Elk Grove California personal injury lawyer Jonathan Stein offered support for my position that we lawyers put a kibosh to the term blawg. To Stein “Blawg seems, well, kind of snooty.”

Since I don’t think anyone will listen to me or stop using the word blawg, why am I telling you about any of this? Because the blog versus blawg debate is a microcosm for a bigger problem: legalese! Lawyers, for some reason, like to make up big words, and lawyers also like to use big words. I have seen lawyers argue to a jury about a ‘tortuous act’ when they are really talking about a plain old auto accident. I admit that this is a personal preference (my wife won’t play scrabble with me because I don’t use big words), but it has an effect on your practice.

If you have a client who lacks formal education, why would you use ‘res ipsa loquitor’ in a sentence? Your client will not have any idea what you are talking about. In insurance coverage cases, attorneys talk about ‘fortuitous events’. Clients most likely do not know what a ‘fortuitous event’ is, but they certainly understand what it means when something burns down in a fire.

Sure, when you are talking to opposing counsel you may want to use legalese (but even then, it’s probably not worth it.) Talk to your clients as if they have not been to law school; unless you are representing an attorney, your clients haven’t actually been to law school. In my experience, my clients like it when I break things down and talk to them in a way that its understandable and relatable, not in a way that requires a dictionary or a Latin translator. People are more comfortable around people they can relate to easily, so one of the best ways to build repore with your clients is to stop using legalese!

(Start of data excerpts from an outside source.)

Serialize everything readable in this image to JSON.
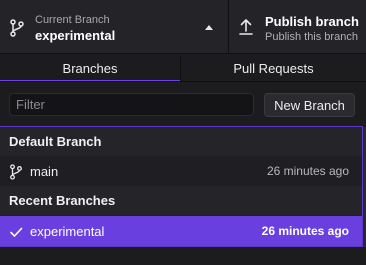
{
  "toolbar": {
    "branch": {
      "caption": "Current Branch",
      "name": "experimental",
      "icon": "git-branch-icon"
    },
    "publish": {
      "title": "Publish branch",
      "subtitle": "Publish this branch",
      "icon": "upload-arrow-icon"
    }
  },
  "tabs": [
    {
      "label": "Branches",
      "active": true
    },
    {
      "label": "Pull Requests",
      "active": false
    }
  ],
  "filter": {
    "placeholder": "Filter",
    "value": ""
  },
  "new_branch_label": "New Branch",
  "groups": [
    {
      "header": "Default Branch",
      "items": [
        {
          "name": "main",
          "time": "26 minutes ago",
          "icon": "git-branch-icon",
          "selected": false
        }
      ]
    },
    {
      "header": "Recent Branches",
      "items": [
        {
          "name": "experimental",
          "time": "26 minutes ago",
          "icon": "checkmark-icon",
          "selected": true
        }
      ]
    }
  ],
  "colors": {
    "accent": "#6a3fe0",
    "background": "#1c1c1f"
  }
}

Being a personal injury lawyer, Stein deals with average down to earth folks on a regular basis – clients, witnesses, investigators, police officers, nurses, doctors, therapists and many more. He practices in Elk Grove, California, an unpretentious town in the Central Valley. Think these folks are impressed by the cute term, blawg, lawyers want to use in place of lawyer blog?

Perhaps I should take Denise Howell’s advice and chill out. But we lawyers have a lot to gain from lawyer blogs. We’re publishing helpful information on something the public is hearing about everyday, a blog, not a blawg. We can both market our practice via lawyer blogs and improve the image of our legal profession.

Let’s not confuse folks with more legalese, it’s lawyer blog, not blawg. Plus, who wants to be snooty?